Larger retailers have known for a long time that a single, end-to-end approach to the card payment environment, means better customer service, lower merchant rates through a single acquiring bank, better reliability and improved speed and traceability.

Yet for a small or medium size fashion retailer, gaining a compliance certificate for an integrated payment system can look expensive and time consuming. The retailer might reasonably ask whether retaining these business benefits is worth the expense. The cost of a PCI consultant to undertake a gap analysis and advice on the remedial work required, followed by the implementation of all the necessary changes - both technical and in terms of business processes and security - can run into £100,000s. It is therefore no wonder that some retailers are thinking of ditching their integrated solutions in favour of simple but less effective, pre-approved devices.

An alternative is to work with a vendor that delivers integrated multi-channel solutions and has already embarked upon a level 1 PCI compliance process for the entire end-to-end suite. With this approach, the onus is on the vendor to ascertain the underlying software, hardware and wide area network components required to gain and maintain PCI compliance. This model not only ensures that retailers retain the benefits of an integrated multi-channel strategy but also have a fast track, low cost route to compliance, not just today but for the future where an integrated approach to multi-channel trading will become ever more important.

Conclusion

This is not a one off issue for retailers: compliance requires an annual audit or self-assessment. Indeed, the payment card industry is in an endless arms race with the hackers and fraudsters. As the criminals get ever more sophisticated, PCI and retailers have to up the ante and implement ever more sophisticated security standards. 

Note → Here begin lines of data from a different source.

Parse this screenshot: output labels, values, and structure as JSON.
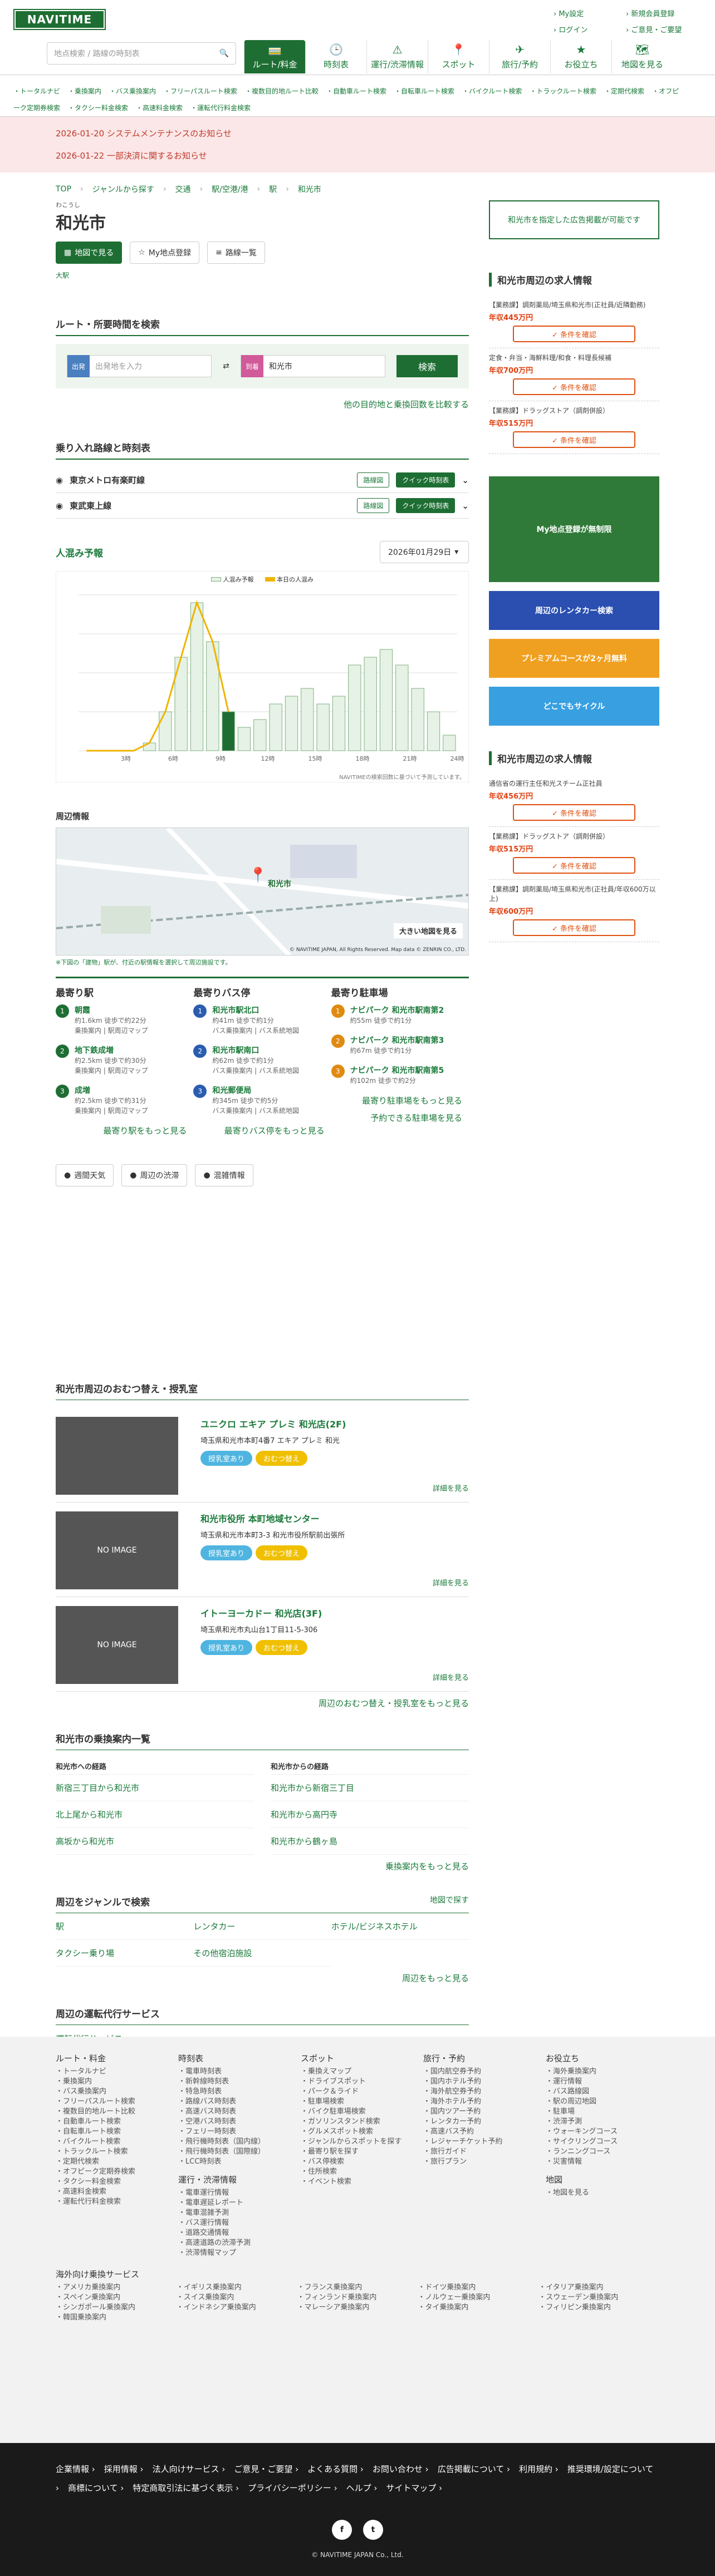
{
  "header": {
    "logo": "NAVITIME",
    "search_placeholder": "地点検索 / 路線の時刻表",
    "top_links": [
      "My設定",
      "新規会員登録",
      "ログイン",
      "ご意見・ご要望"
    ],
    "nav": [
      {
        "label": "ルート/料金",
        "icon": "🚃"
      },
      {
        "label": "時刻表",
        "icon": "🕒"
      },
      {
        "label": "運行/渋滞情報",
        "icon": "⚠"
      },
      {
        "label": "スポット",
        "icon": "📍"
      },
      {
        "label": "旅行/予約",
        "icon": "✈"
      },
      {
        "label": "お役立ち",
        "icon": "★"
      },
      {
        "label": "地図を見る",
        "icon": "🗺"
      }
    ],
    "subnav": [
      "トータルナビ",
      "乗換案内",
      "バス乗換案内",
      "フリーパスルート検索",
      "複数目的地ルート比較",
      "自動車ルート検索",
      "自転車ルート検索",
      "バイクルート検索",
      "トラックルート検索",
      "定期代検索",
      "オフピーク定期券検索",
      "タクシー料金検索",
      "高速料金検索",
      "運転代行料金検索"
    ]
  },
  "notices": [
    {
      "date": "2026-01-20",
      "text": "システムメンテナンスのお知らせ"
    },
    {
      "date": "2026-01-22",
      "text": "一部決済に関するお知らせ"
    }
  ],
  "breadcrumb": [
    "TOP",
    "ジャンルから探す",
    "交通",
    "駅/空港/港",
    "駅",
    "和光市"
  ],
  "station": {
    "ruby": "わこうし",
    "name": "和光市",
    "btn_map": "地図で見る",
    "btn_mypoint": "My地点登録",
    "btn_list": "路線一覧",
    "badge": "大駅"
  },
  "route": {
    "title": "ルート・所要時間を検索",
    "from_tag": "出発",
    "from_ph": "出発地を入力",
    "to_tag": "到着",
    "to_val": "和光市",
    "search": "検索",
    "compare": "他の目的地と乗換回数を比較する"
  },
  "lines": {
    "title": "乗り入れ路線と時刻表",
    "items": [
      {
        "name": "東京メトロ有楽町線",
        "btn1": "路線図",
        "btn2": "クイック時刻表"
      },
      {
        "name": "東武東上線",
        "btn1": "路線図",
        "btn2": "クイック時刻表"
      }
    ]
  },
  "crowd": {
    "title": "人混み予報",
    "date": "2026年01月29日",
    "legend1": "人混み予報",
    "legend2": "本日の人混み",
    "note": "NAVITIMEの検索回数に基づいて予測しています。"
  },
  "chart_data": {
    "type": "bar",
    "categories": [
      "0",
      "1",
      "2",
      "3",
      "4",
      "5",
      "6",
      "7",
      "8",
      "9",
      "10",
      "11",
      "12",
      "13",
      "14",
      "15",
      "16",
      "17",
      "18",
      "19",
      "20",
      "21",
      "22",
      "23"
    ],
    "series": [
      {
        "name": "人混み予報",
        "values": [
          0,
          0,
          0,
          0,
          5,
          25,
          60,
          95,
          70,
          25,
          15,
          20,
          30,
          35,
          40,
          30,
          35,
          55,
          60,
          65,
          55,
          40,
          25,
          10
        ]
      }
    ],
    "ylim": [
      0,
      100
    ],
    "xtick_labels": [
      "3時",
      "6時",
      "9時",
      "12時",
      "15時",
      "18時",
      "21時",
      "24時"
    ]
  },
  "map": {
    "title": "周辺情報",
    "caption": "※下図の「建物」駅が、付近の駅情報を選択して周辺施設です。",
    "copyright": "© NAVITIME JAPAN, All Rights Reserved. Map data © ZENRIN CO., LTD.",
    "big": "大きい地図を見る",
    "label_station": "和光市"
  },
  "nearby": {
    "stations": {
      "title": "最寄り駅",
      "items": [
        {
          "n": "1",
          "name": "朝霞",
          "d": "約1.6km 徒歩で約22分",
          "d2": "乗換案内 | 駅周辺マップ"
        },
        {
          "n": "2",
          "name": "地下鉄成増",
          "d": "約2.5km 徒歩で約30分",
          "d2": "乗換案内 | 駅周辺マップ"
        },
        {
          "n": "3",
          "name": "成増",
          "d": "約2.5km 徒歩で約31分",
          "d2": "乗換案内 | 駅周辺マップ"
        }
      ],
      "more": "最寄り駅をもっと見る"
    },
    "bus": {
      "title": "最寄りバス停",
      "items": [
        {
          "n": "1",
          "name": "和光市駅北口",
          "d": "約41m 徒歩で約1分",
          "d2": "バス乗換案内 | バス系統地図"
        },
        {
          "n": "2",
          "name": "和光市駅南口",
          "d": "約62m 徒歩で約1分",
          "d2": "バス乗換案内 | バス系統地図"
        },
        {
          "n": "3",
          "name": "和光郵便局",
          "d": "約345m 徒歩で約5分",
          "d2": "バス乗換案内 | バス系統地図"
        }
      ],
      "more": "最寄りバス停をもっと見る"
    },
    "parking": {
      "title": "最寄り駐車場",
      "items": [
        {
          "n": "1",
          "name": "ナビパーク 和光市駅南第2",
          "d": "約55m 徒歩で約1分"
        },
        {
          "n": "2",
          "name": "ナビパーク 和光市駅南第3",
          "d": "約67m 徒歩で約1分"
        },
        {
          "n": "3",
          "name": "ナビパーク 和光市駅南第5",
          "d": "約102m 徒歩で約2分"
        }
      ],
      "more": "最寄り駐車場をもっと見る",
      "more2": "予約できる駐車場を見る"
    }
  },
  "info_btns": [
    "週間天気",
    "周辺の渋滞",
    "混雑情報"
  ],
  "nursing": {
    "title": "和光市周辺のおむつ替え・授乳室",
    "items": [
      {
        "name": "ユニクロ エキア プレミ 和光店(2F)",
        "addr": "埼玉県和光市本町4番7 エキア プレミ 和光",
        "img": ""
      },
      {
        "name": "和光市役所 本町地域センター",
        "addr": "埼玉県和光市本町3-3 和光市役所駅前出張所",
        "img": "NO IMAGE"
      },
      {
        "name": "イトーヨーカドー 和光店(3F)",
        "addr": "埼玉県和光市丸山台1丁目11-5-306",
        "img": "NO IMAGE"
      }
    ],
    "pill1": "授乳室あり",
    "pill2": "おむつ替え",
    "detail": "詳細を見る",
    "more": "周辺のおむつ替え・授乳室をもっと見る"
  },
  "transfer": {
    "title": "和光市の乗換案内一覧",
    "to": "和光市への経路",
    "from": "和光市からの経路",
    "items_to": [
      "新宿三丁目から和光市",
      "北上尾から和光市",
      "高坂から和光市"
    ],
    "items_from": [
      "和光市から新宿三丁目",
      "和光市から高円寺",
      "和光市から鶴ヶ島"
    ],
    "more": "乗換案内をもっと見る"
  },
  "genre": {
    "title": "周辺をジャンルで検索",
    "map_link": "地図で探す",
    "items": [
      "駅",
      "レンタカー",
      "ホテル/ビジネスホテル",
      "タクシー乗り場",
      "その他宿泊施設"
    ],
    "more": "周辺をもっと見る"
  },
  "daiko": {
    "title": "周辺の運転代行サービス",
    "link": "運転代行サービス"
  },
  "side": {
    "ad_box": "和光市を指定した広告掲載が可能です",
    "jobs_title": "和光市周辺の求人情報",
    "jobs": [
      {
        "t": "【業務課】調剤薬局/埼玉県和光市(正社員/近隣勤務)",
        "pay": "年収445万円",
        "cta": "条件を確認"
      },
      {
        "t": "定食・弁当・海鮮料理/和食・料理長候補",
        "pay": "年収700万円",
        "cta": "条件を確認"
      },
      {
        "t": "【業務課】ドラッグストア（調剤併設）",
        "pay": "年収515万円",
        "cta": "条件を確認"
      }
    ],
    "banners": [
      "My地点登録が無制限",
      "周辺のレンタカー検索",
      "プレミアムコースが2ヶ月無料",
      "どこでもサイクル"
    ],
    "jobs2": [
      {
        "t": "通信省の運行主任和光スチーム正社員",
        "pay": "年収456万円",
        "cta": "条件を確認"
      },
      {
        "t": "【業務課】ドラッグストア（調剤併設）",
        "pay": "年収515万円",
        "cta": "条件を確認"
      },
      {
        "t": "【業務課】調剤薬局/埼玉県和光市(正社員/年収600万以上)",
        "pay": "年収600万円",
        "cta": "条件を確認"
      }
    ]
  },
  "footer": {
    "cols": [
      {
        "h": "ルート・料金",
        "items": [
          "トータルナビ",
          "乗換案内",
          "バス乗換案内",
          "フリーパスルート検索",
          "複数目的地ルート比較",
          "自動車ルート検索",
          "自転車ルート検索",
          "バイクルート検索",
          "トラックルート検索",
          "定期代検索",
          "オフピーク定期券検索",
          "タクシー料金検索",
          "高速料金検索",
          "運転代行料金検索"
        ]
      },
      {
        "h": "時刻表",
        "items": [
          "電車時刻表",
          "新幹線時刻表",
          "特急時刻表",
          "路線バス時刻表",
          "高速バス時刻表",
          "空港バス時刻表",
          "フェリー時刻表",
          "飛行機時刻表（国内線）",
          "飛行機時刻表（国際線）",
          "LCC時刻表"
        ]
      },
      {
        "h": "スポット",
        "items": [
          "乗換えマップ",
          "ドライブスポット",
          "パーク＆ライド",
          "駐車場検索",
          "バイク駐車場検索",
          "ガソリンスタンド検索",
          "グルメスポット検索",
          "ジャンルからスポットを探す",
          "最寄り駅を探す",
          "バス停検索",
          "住所検索",
          "イベント検索"
        ]
      },
      {
        "h": "旅行・予約",
        "items": [
          "国内航空券予約",
          "国内ホテル予約",
          "海外航空券予約",
          "海外ホテル予約",
          "国内ツアー予約",
          "レンタカー予約",
          "高速バス予約",
          "レジャーチケット予約",
          "旅行ガイド",
          "旅行プラン"
        ]
      },
      {
        "h": "お役立ち",
        "items": [
          "海外乗換案内",
          "運行情報",
          "バス路線図",
          "駅の周辺地図",
          "駐車場",
          "渋滞予測",
          "ウォーキングコース",
          "サイクリングコース",
          "ランニングコース",
          "災害情報"
        ]
      }
    ],
    "col2b": {
      "h": "運行・渋滞情報",
      "items": [
        "電車運行情報",
        "電車遅延レポート",
        "電車混雑予測",
        "バス運行情報",
        "道路交通情報",
        "高速道路の渋滞予測",
        "渋滞情報マップ"
      ]
    },
    "map": {
      "h": "地図",
      "items": [
        "地図を見る"
      ]
    },
    "overseas": {
      "h": "海外向け乗換サービス",
      "items": [
        "アメリカ乗換案内",
        "イギリス乗換案内",
        "フランス乗換案内",
        "ドイツ乗換案内",
        "イタリア乗換案内",
        "スペイン乗換案内",
        "スイス乗換案内",
        "フィンランド乗換案内",
        "ノルウェー乗換案内",
        "スウェーデン乗換案内",
        "シンガポール乗換案内",
        "インドネシア乗換案内",
        "マレーシア乗換案内",
        "タイ乗換案内",
        "フィリピン乗換案内",
        "韓国乗換案内"
      ]
    },
    "bottom": [
      "企業情報",
      "採用情報",
      "法人向けサービス",
      "ご意見・ご要望",
      "よくある質問",
      "お問い合わせ",
      "広告掲載について",
      "利用規約",
      "推奨環境/設定について",
      "商標について",
      "特定商取引法に基づく表示",
      "プライバシーポリシー",
      "ヘルプ",
      "サイトマップ"
    ],
    "copy": "© NAVITIME JAPAN Co., Ltd."
  },
  "colors": {
    "accent": "#1e6e33",
    "chart_fill": "#e5f2e5",
    "chart_today": "#f0b400"
  }
}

So opting to retrench today by casting out all the benefits that integrated technology can bring in terms of efficiency and improved customer service may solve the immediate PCI problem. But it is a short term fix that will be at the expense of future business efficiency and customer satisfaction.

Furthermore, it is simply delaying the inevitable. Fashion businesses are moving ever more deeply into integrated multi-channel retailing. Those who have adopted ad-hoc systems to get round short term PCI problems will sooner or later need to reintegrate their systems to compete with the market leaders. The best of both worlds is low cost PCI compliance without compromising the increasingly important multi-channel business model.